Very sensible. Is any one in Pakistan listening ??
Three Quotes from this Edit:
1."Not only that, the Pakistani media and the opinion of the common man as reflected in polls are fully behind the aggressive albeit isolationist stance adopted by the Pakistan Army"
2."Hence no one should complain that Pakistan’s foreign policy is in the hands of GHQ"
3."It is flawed because it is introverted and presumes the kind of economic muscle Pakistan doesn’t have."
So the devolution of Paki Foreign policy to GHQ is correct but the Foreign Policy it delivers is faulty. Huh?
Economic Muscle? Duh?
The editorial is right in concluding that Parliament has delegated its security and foreign policy to the Defense Establishment by its actions for whatever may be the reasons. The country also knows the Power behind the ideological drive ongoing for the last 60 years. Having countries like China and Saudi Arabia as friends has not helped at all because they have no representative form of Government, no freedom of speech and no independent Judiciary. Our forefathers fought and achieved Independence to become free and pursue their own destiny. Independence was not achieved to become slaves of Religion, ideology or dogma. Pakistan is suffering because it pursued the foreign policy of opportunism rather than principle. It offered itself like a Gun on hire to the highest bidder and sold these reprehensible policies to the people using all manners of deceit. Now there are no friends and no resources to pursue any kind of policy. Those masquerading as friends are merely vultures waiting for the pickings to be gained with the arrival of the final moment. Wise men have said "If you live by the Sword you will die by it".
The argument in this editorial is well structured, but ambiguously worded to avoid falling afoul of Paki security agencies. These are the sad straits of Pakistani media - the insane shout themselves hoarse while the sane are too meek, living in fear.
Paki military has often taken rash risks. It met 2 successes - 1948 in Kashmir & in Afghanistan. But there have also been more failures, some tragic as in 1971. More often Pak assumes that the adversary will act as it predicts, but has found its vulnerable flanks too late. Pak support for terrorist proxies hoped to bleed India in Kashmir. The blowback with radicalization of Paki society and the economic devastation was unforeseen.

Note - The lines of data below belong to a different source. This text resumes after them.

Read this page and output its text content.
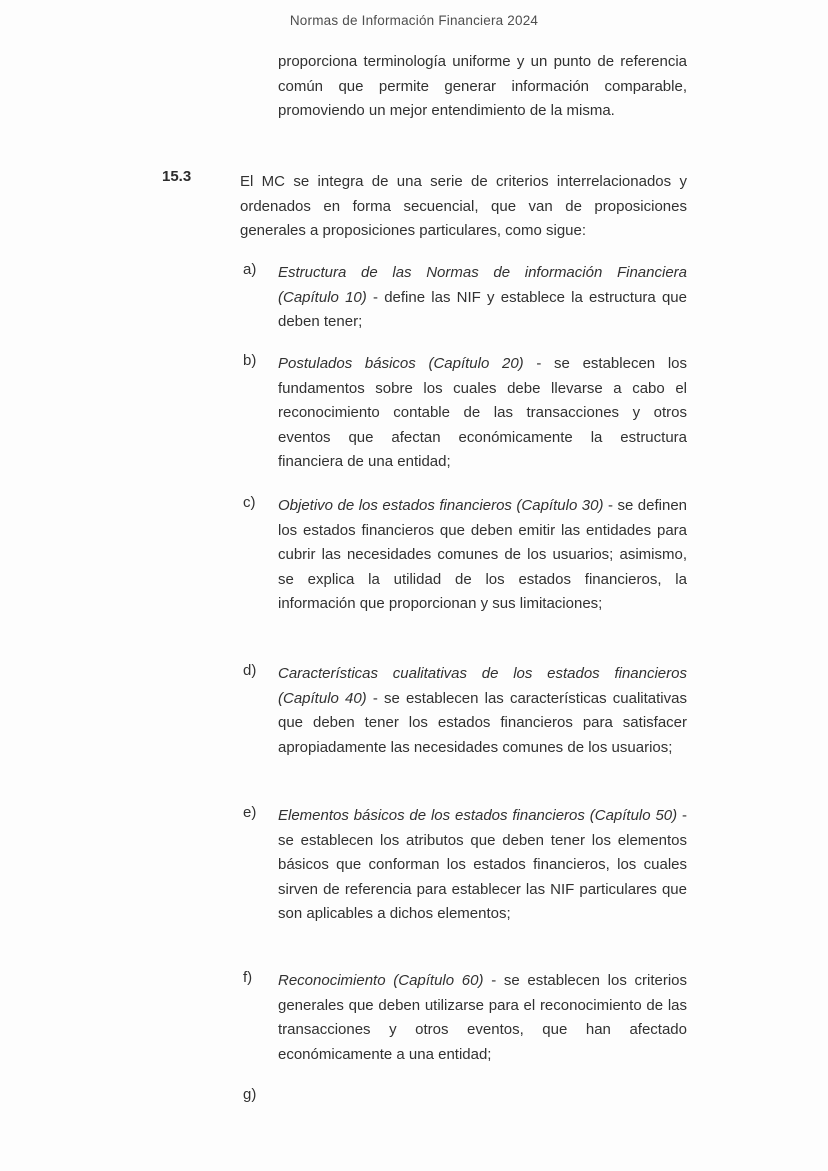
Normas de Información Financiera 2024
proporciona terminología uniforme y un punto de referencia común que permite generar información comparable, promoviendo un mejor entendimiento de la misma.
15.3	El MC se integra de una serie de criterios interrelacionados y ordenados en forma secuencial, que van de proposiciones generales a proposiciones particulares, como sigue:
a) Estructura de las Normas de información Financiera (Capítulo 10) - define las NIF y establece la estructura que deben tener;
b) Postulados básicos (Capítulo 20) - se establecen los fundamentos sobre los cuales debe llevarse a cabo el reconocimiento contable de las transacciones y otros eventos que afectan económicamente la estructura financiera de una entidad;
c) Objetivo de los estados financieros (Capítulo 30) - se definen los estados financieros que deben emitir las entidades para cubrir las necesidades comunes de los usuarios; asimismo, se explica la utilidad de los estados financieros, la información que proporcionan y sus limitaciones;
d) Características cualitativas de los estados financieros (Capítulo 40) - se establecen las características cualitativas que deben tener los estados financieros para satisfacer apropiadamente las necesidades comunes de los usuarios;
e) Elementos básicos de los estados financieros (Capítulo 50) - se establecen los atributos que deben tener los elementos básicos que conforman los estados financieros, los cuales sirven de referencia para establecer las NIF particulares que son aplicables a dichos elementos;
f) Reconocimiento (Capítulo 60) - se establecen los criterios generales que deben utilizarse para el reconocimiento de las transacciones y otros eventos, que han afectado económicamente a una entidad;
g)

No lessons have been learnt from the shifts in Paki society of the past 25 years. As Pak embarks on another Afghan misadventure in pursuit of "long-term interests", unlike the venture against Soviets, this time it will find more deep-pocketed and determined Afghan backers for decades. The world will not turn its eyes from Af. War zones are not limited to battlefields; they extend to homes and workplaces of citizens. The cost of "confrontation" for Paki society will be punitive, setting back economic development by decades. This accounting has escaped Pak's generals.